Há momentos em que a dor parece tomar conta de tudo. Ela grita, domina os pensamentos e corrói as certezas. Parece impossível olhar para ela sem se identificar completamente, como se fôssemos feitos só disso: feridas abertas, memórias difíceis, marcas de perdas ou desamores. Mas há uma verdade libertadora: nós não somos a nossa dor.
Olhar para nossas feridas não significa deixá-las comandar. Não significa negá-las ou fingir que elas não existem. Pelo contrário: significa reconhecê-las, dar-lhes um lugar dentro de nós, mas não o controle. É saber que elas fazem parte da nossa história, mas não definem quem somos.
Dizer "eu não sou essa dor" é um ato de resistência. É ter coragem de olhar para o sofrimento e dizer: "Eu vejo você, eu escuto você, mas você não é tudo o que eu sou. Você não será o único capítulo da minha história." É nesse enfrentamento que começa a reconstrução de significados.
Dialogar com a dor, em vez de fugir dela, é um ato transformador. É compreender que o que nos machuca carrega mensagens, lições e até mesmo possibilidades de crescimento. Não se trata de romantizar o sofrimento, mas de perceber que ele pode ser um catalisador para novas narrativas, mais justas e mais livres.
A dor não precisa ser silenciada, mas pode ser simbolizada. Quando construímos discursos simbólicos para enfrentá-la – seja através de palavras, arte, terapia, ou simples reflexões internas – começamos a dar um sentido àquilo que parecia insuportável. Criamos uma narrativa que não ignora a dor, mas que também não se rende a ela.
Reconstruir significados é um processo. É perceber que, embora tenhamos sido feridos, não somos só as nossas cicatrizes. Somos as escolhas que fazemos a partir delas, as pontes que construímos para atravessar os abismos. Somos, acima de tudo, a nossa capacidade de continuar, mesmo quando tudo parece perdido.

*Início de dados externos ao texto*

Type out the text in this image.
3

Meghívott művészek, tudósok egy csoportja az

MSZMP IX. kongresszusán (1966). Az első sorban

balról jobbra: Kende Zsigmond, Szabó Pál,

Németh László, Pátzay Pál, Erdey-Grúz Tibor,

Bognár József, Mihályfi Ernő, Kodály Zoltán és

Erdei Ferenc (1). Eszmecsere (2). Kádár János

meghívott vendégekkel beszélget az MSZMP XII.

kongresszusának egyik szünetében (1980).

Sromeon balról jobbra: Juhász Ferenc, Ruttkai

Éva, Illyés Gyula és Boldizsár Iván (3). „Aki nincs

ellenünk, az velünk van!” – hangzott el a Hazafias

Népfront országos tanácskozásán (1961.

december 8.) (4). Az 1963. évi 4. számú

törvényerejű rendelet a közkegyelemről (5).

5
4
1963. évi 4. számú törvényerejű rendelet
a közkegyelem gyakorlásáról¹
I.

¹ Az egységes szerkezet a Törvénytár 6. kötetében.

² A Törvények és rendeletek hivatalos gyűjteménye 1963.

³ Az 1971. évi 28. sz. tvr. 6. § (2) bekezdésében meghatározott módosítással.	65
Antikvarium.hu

Quando dizemos “eu não sou essa dor”, afirmamos que somos mais do que aquilo que nos feriu. Somos mais do que os erros, as ausências, as quedas. Somos inteiros, mesmo com partes que ainda doem. Dialogar com a dor é o primeiro passo para transformar sofrimento em sabedoria, marcas em memórias que não nos aprisionam, mas nos moldam para o que está por vir.
Essa reconstrução não apaga o que foi vivido, mas nos permite sermos mais justos conosco. Olhar para a dor, enfrentá-la, e então seguir em frente – não como quem foge, mas como quem aprende a caminhar com mais leveza, sabendo que a dor nunca será maior do que a força de continuar.